At the heart of True Sex is the question as to how a difference—i.e., personal representation—became a deviance, how a form of modern female (mostly white) gender “passing” was a deviance, an illegal practice? She discovered the subjects of her study through carefully newspaper database searches and each of the case studies is grounded in a rigorous critique of the local and national media coverage.
Skidmore places the trans-man stories she considers as examples of the changing nature of U.S. sexual culture. It is represented in the redefinition of marriage, an increasing use of the state to police formally private matters (e.g., sexual practices, marriage), and demographic changes recasting big and small cities alike.
She repeatedly demonstrates that media coverage in the national press often differed significantly from local reports. The national, big-city press, and news services exploited the story, making the story of the outed trans man more salacious, often threatening to national security. Local coverage tended to present the person as part of the community, accepted as a fellow citizen, often a hardworking, good husband and family man.
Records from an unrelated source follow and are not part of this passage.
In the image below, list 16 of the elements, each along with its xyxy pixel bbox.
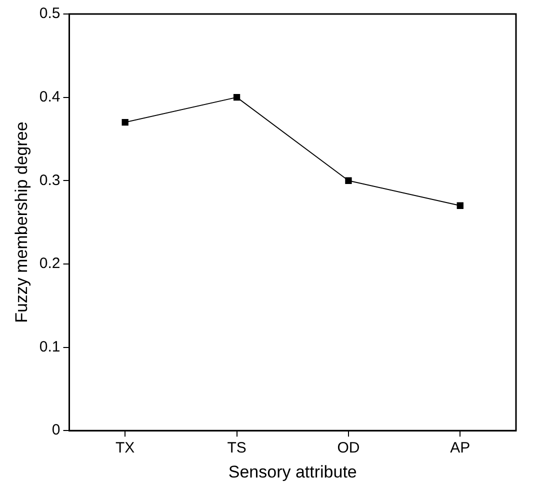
x-axis-title: Sensory attribute <box>228 462 357 482</box>
point <box>345 177 352 184</box>
x-tick-label: TS <box>227 440 246 457</box>
y-tick-label: 0.1 <box>39 338 60 356</box>
point <box>233 94 240 101</box>
y-tick-label: 0.4 <box>39 88 60 106</box>
point <box>122 118 128 126</box>
y-tick-label: 0.3 <box>39 172 60 189</box>
point <box>456 202 464 209</box>
x-tick-label: AP <box>450 440 470 457</box>
y-tick-label: 0.2 <box>39 255 60 272</box>
y-axis-title: Fuzzy membership degree <box>12 122 31 323</box>
y-tick-label: 0 <box>52 422 60 439</box>
y-tick-label: 0.5 <box>39 5 60 22</box>
x-tick-label: TX <box>116 440 135 457</box>
x-tick-label: OD <box>337 440 360 457</box>
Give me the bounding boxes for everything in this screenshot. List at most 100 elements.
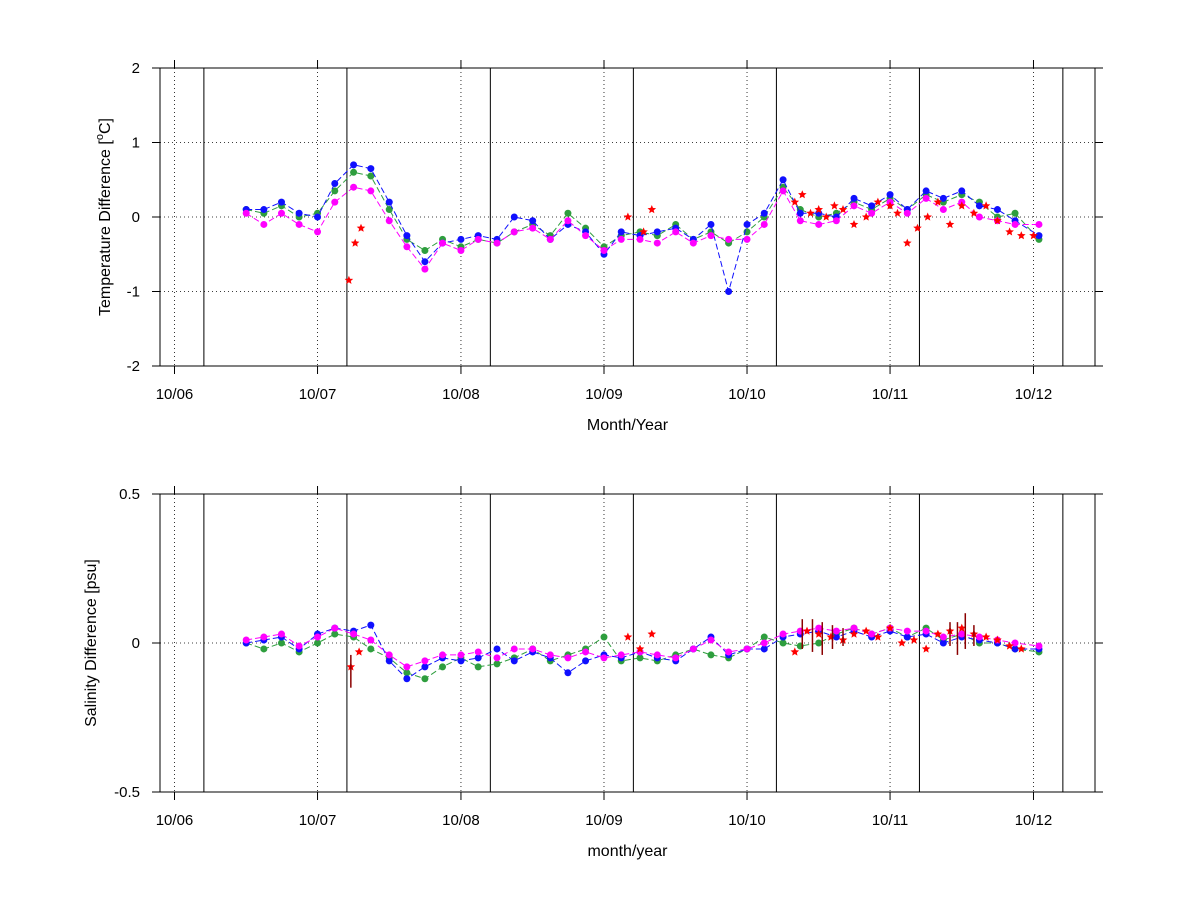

True Sex is a richly suggestive work that brings to life ordinary people who lived rather extraordinary lives. However, Skidmore does herself an intellectual disservice by not discussing why she did not consider what can be called “trans women,” the “MtF” or the “male wife.” Unfortunately, she did not locate an African American trans man for her study. The two non-white trans men she considers—Jack Bean (aka Babe Bean), the daughter of a Mexican father and white mother, and Ralph Kerwineo, the daughter of an African-American father and “mixed-race” mother—both “passed” as South American.
Most peculiarly, she repeatedly falls back on the questionable notion that one’s sex at birth is “assigned.” Unfortunately, to be assigned assumes something as agent, and Skidmore never identifies the source of the “assignment.” Unless she is deeply religious, human life is a roll-of-the-dice.
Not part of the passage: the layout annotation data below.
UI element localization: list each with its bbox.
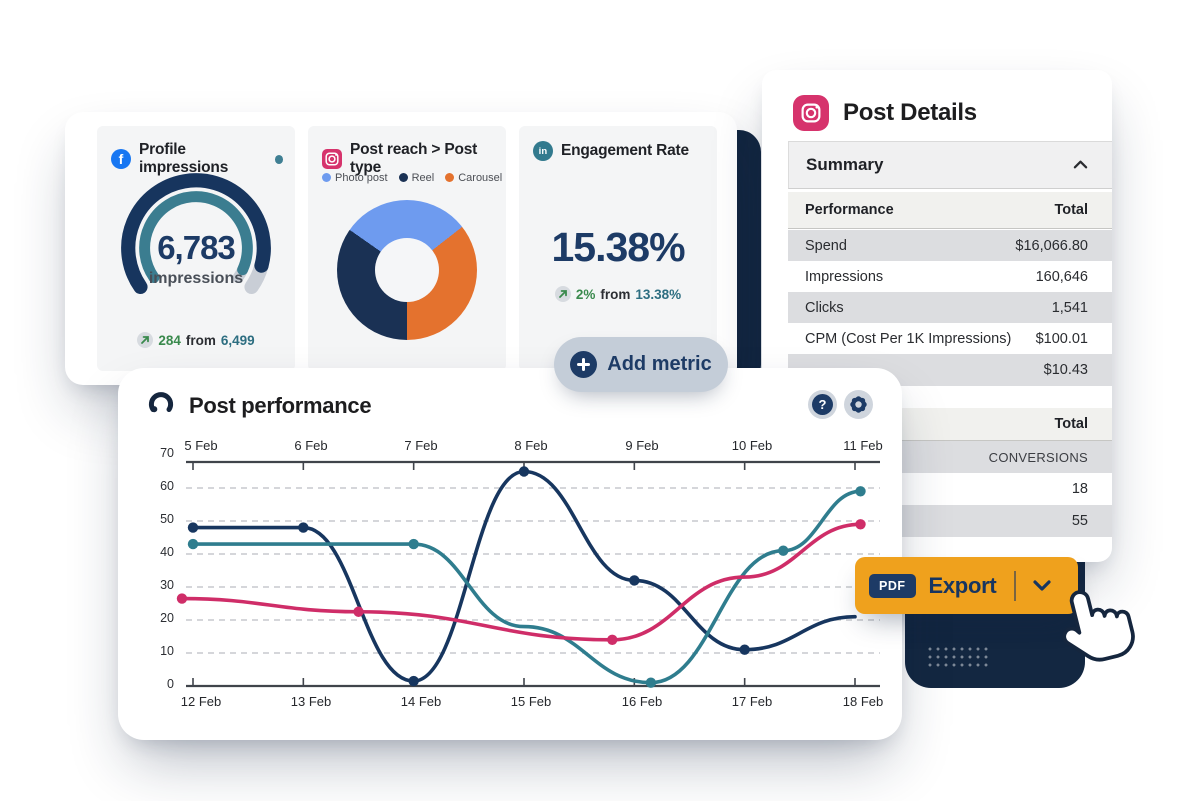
chevron-down-icon[interactable] <box>1033 580 1051 591</box>
plus-icon <box>570 351 598 378</box>
pdf-badge: PDF <box>869 573 916 598</box>
delta-value: 284 <box>158 332 181 348</box>
x-axis-label-bottom: 17 Feb <box>731 694 773 709</box>
x-axis-label-bottom: 14 Feb <box>400 694 442 709</box>
legend-item: Carousel <box>445 172 502 184</box>
y-axis-label: 50 <box>160 512 174 526</box>
table-row: Impressions 160,646 <box>805 268 1088 285</box>
settings-button[interactable] <box>844 390 873 419</box>
accent-dot-icon <box>274 154 283 164</box>
donut-legend: Photo post Reel Carousel <box>322 172 502 184</box>
series-pink-point <box>855 519 866 530</box>
series-pink <box>180 522 863 642</box>
donut-hole <box>375 238 439 302</box>
gear-icon <box>850 396 867 413</box>
tile-profile-impressions: f Profile impressions 6,783 impressions … <box>97 126 295 371</box>
post-performance-chart <box>176 460 880 688</box>
series-teal-point <box>778 545 789 556</box>
kpi-delta-row: 2% from 13.38% <box>519 286 717 302</box>
series-pink-point <box>176 593 188 604</box>
series-pink-point <box>607 634 618 645</box>
series-navy-point <box>408 675 419 687</box>
y-axis-label: 10 <box>160 644 174 658</box>
y-axis-label: 40 <box>160 545 174 559</box>
trend-up-icon <box>137 332 154 348</box>
legend-item: Photo post <box>322 172 388 184</box>
summary-label: Summary <box>806 155 884 174</box>
export-label: Export <box>928 572 997 598</box>
delta-previous: 13.38% <box>635 286 682 302</box>
export-button[interactable]: PDF Export <box>855 557 1078 614</box>
gauge-value: 6,783 <box>157 229 236 266</box>
x-axis-label-bottom: 15 Feb <box>510 694 552 709</box>
series-navy-point <box>298 522 309 533</box>
table-row: Clicks 1,541 <box>788 292 1112 323</box>
series-teal-point <box>408 538 419 550</box>
table-row: CPM (Cost Per 1K Impressions) $100.01 <box>805 330 1088 347</box>
x-axis-label-bottom: 12 Feb <box>180 694 222 709</box>
y-axis-label: 30 <box>160 578 174 592</box>
facebook-icon: f <box>111 149 131 169</box>
x-axis-label-top: 7 Feb <box>404 438 438 453</box>
x-axis-label-top: 9 Feb <box>625 438 659 453</box>
x-axis-label-top: 6 Feb <box>294 438 328 453</box>
hand-cursor-icon <box>1062 590 1135 662</box>
y-axis-label: 0 <box>167 677 174 691</box>
series-teal-point <box>645 677 657 688</box>
instagram-icon <box>322 149 342 169</box>
impressions-gauge <box>121 173 271 295</box>
x-axis-label-bottom: 18 Feb <box>842 694 884 709</box>
series-navy-point <box>629 575 640 586</box>
tile-post-reach: Post reach > Post type Photo post Reel C… <box>308 126 506 371</box>
gauge-icon <box>146 388 176 423</box>
post-performance-title: Post performance <box>189 392 372 418</box>
series-navy <box>191 469 857 683</box>
series-navy-point <box>739 644 750 655</box>
y-axis-label: 20 <box>160 611 174 625</box>
x-axis-label-top: 11 Feb <box>843 438 883 453</box>
delta-value: 2% <box>575 286 596 302</box>
chevron-up-icon[interactable] <box>1073 156 1088 174</box>
x-axis-label-top: 5 Feb <box>184 438 218 453</box>
x-axis-label-top: 10 Feb <box>731 438 773 453</box>
x-axis-label-bottom: 13 Feb <box>290 694 332 709</box>
series-teal-point <box>187 538 199 550</box>
post-details-title: Post Details <box>843 99 977 126</box>
add-metric-button[interactable]: Add metric <box>554 337 728 392</box>
tile-title: Profile impressions <box>139 141 229 176</box>
series-navy-point <box>518 466 530 477</box>
tile-title: Engagement Rate <box>561 142 689 159</box>
tile-engagement-rate: in Engagement Rate 15.38% 2% from 13.38% <box>519 126 717 371</box>
help-button[interactable]: ? <box>808 390 837 419</box>
gauge-delta-row: 284 from 6,499 <box>97 332 295 348</box>
trend-up-icon <box>554 286 571 302</box>
export-divider <box>1014 570 1017 601</box>
series-teal-point <box>855 486 866 497</box>
series-pink-point <box>353 606 364 617</box>
post-performance-card: Post performance ? 5 Feb 6 Feb 7 Feb 8 F… <box>118 368 902 740</box>
tile-title: Post reach > Post type <box>350 141 478 176</box>
decor-dot-pattern <box>926 645 992 671</box>
add-metric-label: Add metric <box>607 353 712 375</box>
kpi-value: 15.38% <box>551 224 685 270</box>
gauge-unit: impressions <box>148 270 244 287</box>
performance-table-header: Performance Total <box>788 192 1112 229</box>
x-axis-label-top: 8 Feb <box>514 438 548 453</box>
x-axis-label-bottom: 16 Feb <box>621 694 663 709</box>
table-row: Spend $16,066.80 <box>788 230 1112 261</box>
linkedin-icon: in <box>533 141 553 161</box>
legend-item: Reel <box>398 172 434 184</box>
delta-from: from <box>600 286 631 302</box>
delta-previous: 6,499 <box>220 332 255 348</box>
y-axis-label: 60 <box>160 479 174 493</box>
table-row: 18 <box>1071 481 1088 497</box>
y-axis-label: 70 <box>160 446 174 460</box>
instagram-icon <box>793 95 829 131</box>
series-navy-point <box>187 522 199 533</box>
summary-section-header[interactable]: Summary <box>788 141 1112 189</box>
delta-from: from <box>185 332 216 348</box>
Robin Marantz Henig, writing in the January 2017 National Geographic, outlined the scientific aspects of gender, notes: “Sex differentiation is usually set in motion by a gene on the Y chromosome, the SRY gene, that makes the proto-gonads turn into testes. . . . Without the SRY gene, the proto-gonads become ovaries that secrete estrogen, and the fetus develops female anatomy (uterus, vagina, and clitoris).”
One of Skidmore’s most refreshing, if unacknowledged, insights is her repeated use of such terms as “perhaps,” “it’s possible” and “it’s impossible to know the motivation.” While an intellectually contesting academic, she recognizes the limits of her revealing study. More scholars should give up the conventional, male-academic pose, the authoritative voice, and admit the limits of their knowledge.